Posted at 11:36 PM, Jan 10, 2018
and last updated 2018-01-11 01:12:32-05

CINCINNATI -- Cocaine molded into shipping pallets. Dolls stuffed with heroin. A Cookie Monster doll with a belly full of snacks Big Bird would never allow.

Drug smugglers across the globe have resorted to these and other extravagant methods to carry their product across state and national borders, but some in the United States have come up with another tactic: Just seal it up and stick it in the mail.

Incredibly, it's working. 

"It's just so easy to get stuff through the mail," Drug Enforcement Administration agent Tim Reagan said. "It's not like they're checking your ID or anything either. You're walking up, you're paying a fee and off it goes."

United States Postal Service inspections are finding more drugs in parcels than ever before, according to USPS spokesman David Van Allen. Between 2016 and 2017, the Postal Inspection Service found drugs in 375 percent more international packages and 880 percent more domestic packages.

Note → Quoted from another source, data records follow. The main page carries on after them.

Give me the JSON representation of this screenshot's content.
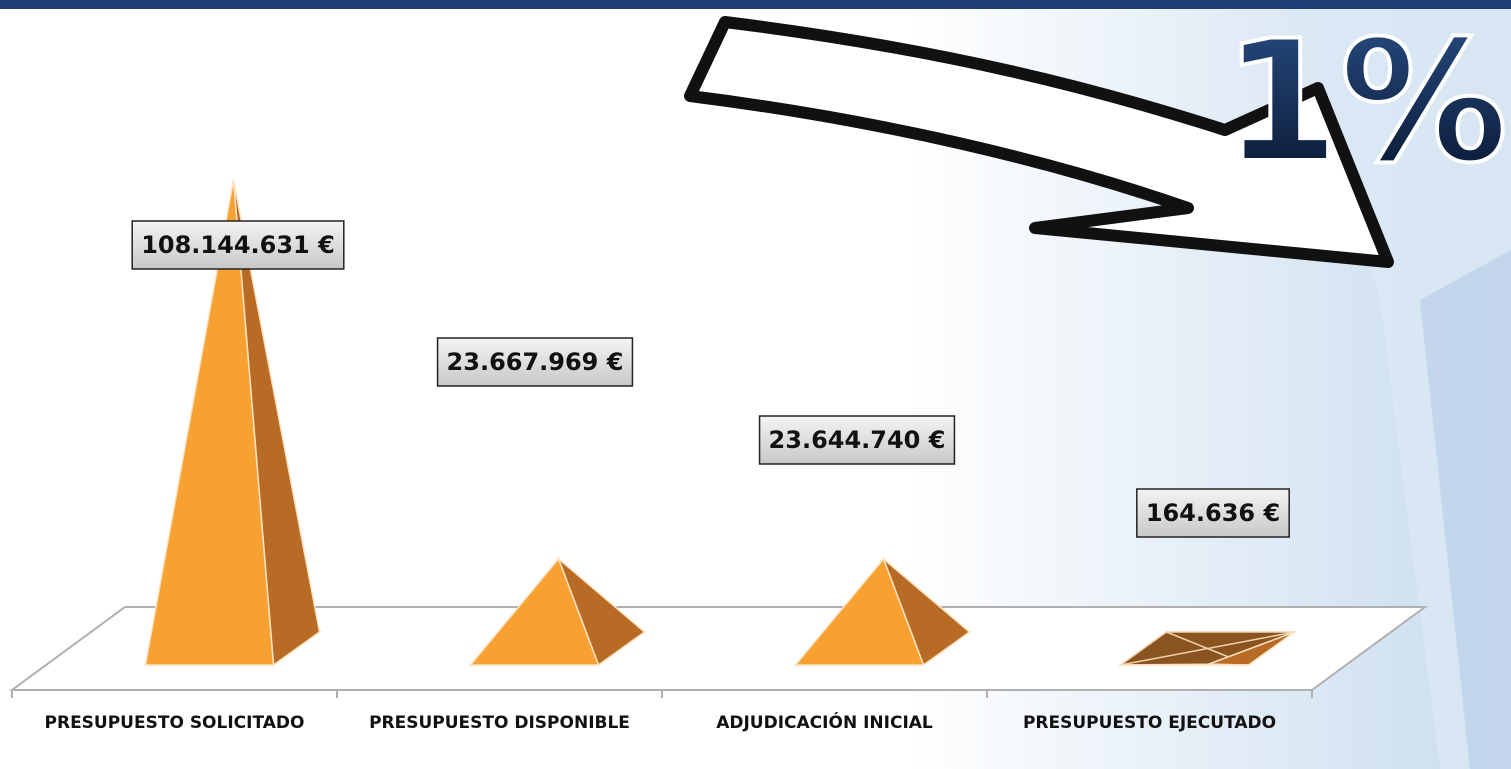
{
  "chart_data": {
    "type": "pyramid",
    "categories": [
      "PRESUPUESTO SOLICITADO",
      "PRESUPUESTO DISPONIBLE",
      "ADJUDICACIÓN INICIAL",
      "PRESUPUESTO EJECUTADO"
    ],
    "values": [
      108144631,
      23667969,
      23644740,
      164636
    ],
    "value_labels": [
      "108.144.631 €",
      "23.667.969 €",
      "23.644.740 €",
      "164.636 €"
    ],
    "color": "#f7a133",
    "annotation": "1%"
  }
}
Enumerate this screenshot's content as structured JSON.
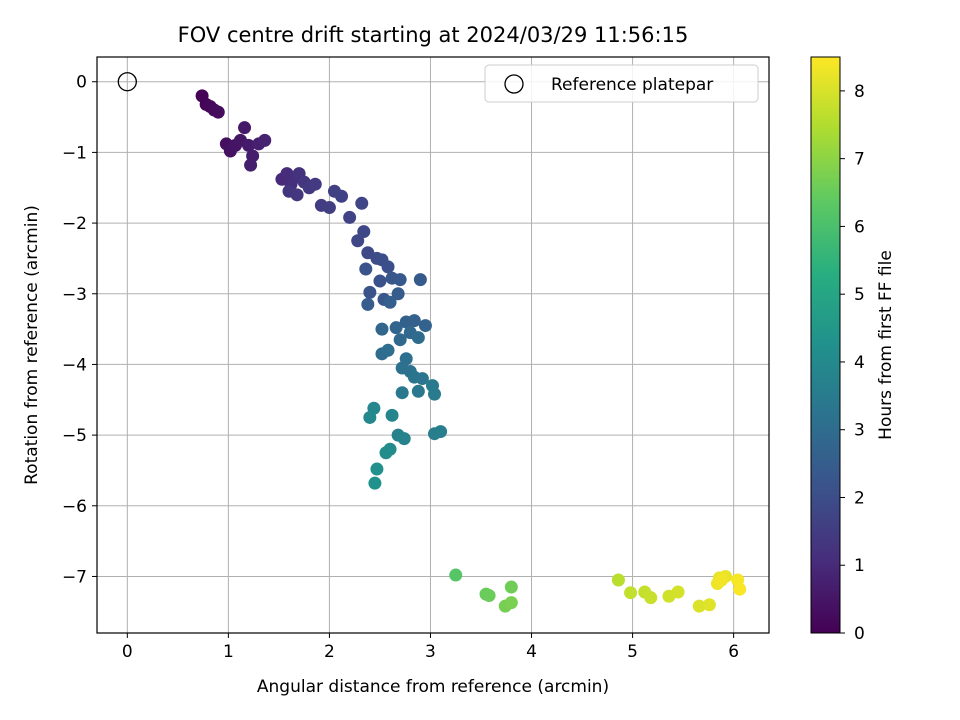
{
  "chart_data": {
    "type": "scatter",
    "title": "FOV centre drift starting at 2024/03/29 11:56:15",
    "xlabel": "Angular distance from reference (arcmin)",
    "ylabel": "Rotation from reference (arcmin)",
    "xlim": [
      -0.3,
      6.35
    ],
    "ylim": [
      -7.8,
      0.35
    ],
    "xticks": [
      0,
      1,
      2,
      3,
      4,
      5,
      6
    ],
    "yticks": [
      0,
      -1,
      -2,
      -3,
      -4,
      -5,
      -6,
      -7
    ],
    "grid": true,
    "legend": {
      "placement": "top-right",
      "entries": [
        "Reference platepar"
      ]
    },
    "reference_point": {
      "label": "Reference platepar",
      "x": 0,
      "y": 0,
      "marker": "hollow-circle"
    },
    "colorbar": {
      "label": "Hours from first FF file",
      "colormap": "viridis",
      "range": [
        0,
        8.5
      ],
      "ticks": [
        0,
        1,
        2,
        3,
        4,
        5,
        6,
        7,
        8
      ]
    },
    "series": [
      {
        "points": [
          {
            "x": 0.74,
            "y": -0.2,
            "t": 0.05
          },
          {
            "x": 0.78,
            "y": -0.32,
            "t": 0.1
          },
          {
            "x": 0.82,
            "y": -0.35,
            "t": 0.15
          },
          {
            "x": 0.86,
            "y": -0.4,
            "t": 0.2
          },
          {
            "x": 0.9,
            "y": -0.43,
            "t": 0.25
          },
          {
            "x": 0.98,
            "y": -0.88,
            "t": 0.35
          },
          {
            "x": 1.02,
            "y": -0.98,
            "t": 0.4
          },
          {
            "x": 1.07,
            "y": -0.9,
            "t": 0.45
          },
          {
            "x": 1.12,
            "y": -0.83,
            "t": 0.5
          },
          {
            "x": 1.16,
            "y": -0.65,
            "t": 0.55
          },
          {
            "x": 1.2,
            "y": -0.9,
            "t": 0.6
          },
          {
            "x": 1.24,
            "y": -1.05,
            "t": 0.65
          },
          {
            "x": 1.22,
            "y": -1.18,
            "t": 0.7
          },
          {
            "x": 1.3,
            "y": -0.88,
            "t": 0.75
          },
          {
            "x": 1.36,
            "y": -0.83,
            "t": 0.8
          },
          {
            "x": 1.53,
            "y": -1.38,
            "t": 1.0
          },
          {
            "x": 1.58,
            "y": -1.3,
            "t": 1.05
          },
          {
            "x": 1.62,
            "y": -1.45,
            "t": 1.1
          },
          {
            "x": 1.67,
            "y": -1.35,
            "t": 1.15
          },
          {
            "x": 1.7,
            "y": -1.3,
            "t": 1.2
          },
          {
            "x": 1.75,
            "y": -1.42,
            "t": 1.25
          },
          {
            "x": 1.6,
            "y": -1.55,
            "t": 1.3
          },
          {
            "x": 1.68,
            "y": -1.6,
            "t": 1.35
          },
          {
            "x": 1.8,
            "y": -1.5,
            "t": 1.4
          },
          {
            "x": 1.86,
            "y": -1.45,
            "t": 1.45
          },
          {
            "x": 1.92,
            "y": -1.75,
            "t": 1.5
          },
          {
            "x": 2.0,
            "y": -1.78,
            "t": 1.55
          },
          {
            "x": 2.05,
            "y": -1.55,
            "t": 1.6
          },
          {
            "x": 2.12,
            "y": -1.62,
            "t": 1.65
          },
          {
            "x": 2.2,
            "y": -1.92,
            "t": 1.7
          },
          {
            "x": 2.32,
            "y": -1.72,
            "t": 1.75
          },
          {
            "x": 2.28,
            "y": -2.25,
            "t": 1.8
          },
          {
            "x": 2.34,
            "y": -2.12,
            "t": 1.85
          },
          {
            "x": 2.38,
            "y": -2.42,
            "t": 1.9
          },
          {
            "x": 2.47,
            "y": -2.5,
            "t": 1.95
          },
          {
            "x": 2.52,
            "y": -2.52,
            "t": 2.0
          },
          {
            "x": 2.58,
            "y": -2.62,
            "t": 2.05
          },
          {
            "x": 2.5,
            "y": -2.82,
            "t": 2.1
          },
          {
            "x": 2.36,
            "y": -2.65,
            "t": 2.15
          },
          {
            "x": 2.4,
            "y": -2.98,
            "t": 2.2
          },
          {
            "x": 2.54,
            "y": -3.08,
            "t": 2.25
          },
          {
            "x": 2.62,
            "y": -2.78,
            "t": 2.3
          },
          {
            "x": 2.7,
            "y": -2.8,
            "t": 2.35
          },
          {
            "x": 2.9,
            "y": -2.8,
            "t": 2.4
          },
          {
            "x": 2.68,
            "y": -3.0,
            "t": 2.45
          },
          {
            "x": 2.38,
            "y": -3.15,
            "t": 2.5
          },
          {
            "x": 2.6,
            "y": -3.12,
            "t": 2.55
          },
          {
            "x": 2.76,
            "y": -3.4,
            "t": 2.6
          },
          {
            "x": 2.84,
            "y": -3.38,
            "t": 2.65
          },
          {
            "x": 2.95,
            "y": -3.45,
            "t": 2.7
          },
          {
            "x": 2.66,
            "y": -3.48,
            "t": 2.75
          },
          {
            "x": 2.52,
            "y": -3.5,
            "t": 2.8
          },
          {
            "x": 2.7,
            "y": -3.65,
            "t": 2.85
          },
          {
            "x": 2.8,
            "y": -3.55,
            "t": 2.9
          },
          {
            "x": 2.88,
            "y": -3.62,
            "t": 2.95
          },
          {
            "x": 2.52,
            "y": -3.85,
            "t": 3.0
          },
          {
            "x": 2.58,
            "y": -3.8,
            "t": 3.05
          },
          {
            "x": 2.76,
            "y": -3.92,
            "t": 3.1
          },
          {
            "x": 2.72,
            "y": -4.05,
            "t": 3.15
          },
          {
            "x": 2.8,
            "y": -4.1,
            "t": 3.2
          },
          {
            "x": 2.84,
            "y": -4.18,
            "t": 3.25
          },
          {
            "x": 2.92,
            "y": -4.2,
            "t": 3.3
          },
          {
            "x": 2.88,
            "y": -4.38,
            "t": 3.35
          },
          {
            "x": 2.72,
            "y": -4.4,
            "t": 3.4
          },
          {
            "x": 3.02,
            "y": -4.3,
            "t": 3.45
          },
          {
            "x": 3.04,
            "y": -4.42,
            "t": 3.5
          },
          {
            "x": 3.04,
            "y": -4.98,
            "t": 3.6
          },
          {
            "x": 3.1,
            "y": -4.95,
            "t": 3.65
          },
          {
            "x": 2.68,
            "y": -5.0,
            "t": 3.7
          },
          {
            "x": 2.74,
            "y": -5.05,
            "t": 3.75
          },
          {
            "x": 2.62,
            "y": -4.72,
            "t": 3.85
          },
          {
            "x": 2.44,
            "y": -4.62,
            "t": 3.9
          },
          {
            "x": 2.4,
            "y": -4.75,
            "t": 3.95
          },
          {
            "x": 2.6,
            "y": -5.2,
            "t": 4.05
          },
          {
            "x": 2.56,
            "y": -5.25,
            "t": 4.1
          },
          {
            "x": 2.47,
            "y": -5.48,
            "t": 4.2
          },
          {
            "x": 2.45,
            "y": -5.68,
            "t": 4.3
          },
          {
            "x": 3.25,
            "y": -6.98,
            "t": 6.2
          },
          {
            "x": 3.55,
            "y": -7.25,
            "t": 6.5
          },
          {
            "x": 3.58,
            "y": -7.27,
            "t": 6.55
          },
          {
            "x": 3.8,
            "y": -7.15,
            "t": 6.6
          },
          {
            "x": 3.74,
            "y": -7.42,
            "t": 6.7
          },
          {
            "x": 3.8,
            "y": -7.37,
            "t": 6.75
          },
          {
            "x": 4.86,
            "y": -7.05,
            "t": 7.6
          },
          {
            "x": 4.98,
            "y": -7.23,
            "t": 7.7
          },
          {
            "x": 5.12,
            "y": -7.22,
            "t": 7.75
          },
          {
            "x": 5.18,
            "y": -7.3,
            "t": 7.8
          },
          {
            "x": 5.36,
            "y": -7.28,
            "t": 7.9
          },
          {
            "x": 5.45,
            "y": -7.22,
            "t": 7.95
          },
          {
            "x": 5.66,
            "y": -7.42,
            "t": 8.05
          },
          {
            "x": 5.76,
            "y": -7.4,
            "t": 8.1
          },
          {
            "x": 5.86,
            "y": -7.02,
            "t": 8.2
          },
          {
            "x": 5.92,
            "y": -7.0,
            "t": 8.25
          },
          {
            "x": 5.84,
            "y": -7.1,
            "t": 8.3
          },
          {
            "x": 5.88,
            "y": -7.05,
            "t": 8.35
          },
          {
            "x": 6.04,
            "y": -7.05,
            "t": 8.4
          },
          {
            "x": 6.06,
            "y": -7.18,
            "t": 8.45
          }
        ]
      }
    ]
  }
}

Their contents are more dangerous, too.

"The purity of the fentanyl that we're seeing in the express consignment and the mail facilities is closer to 97-98 percent purity, which means it's that much more lethal," Chicago-area director of U.S. Customs and Border Protection Matt Davis said. 

Davis said inspectors work as hard as they can to prevent these substances from making it through the system undetected, but the problem is threefold: Technology, funds and manpower are all lacking.

"When you're dealing with millions of packages -- and I couldn't even tell you how many post offices are in the Tri-State area -- we do our best," Reagan said. "There's just so many avenues and opportunities for these groups to use our own systems against us, and they do."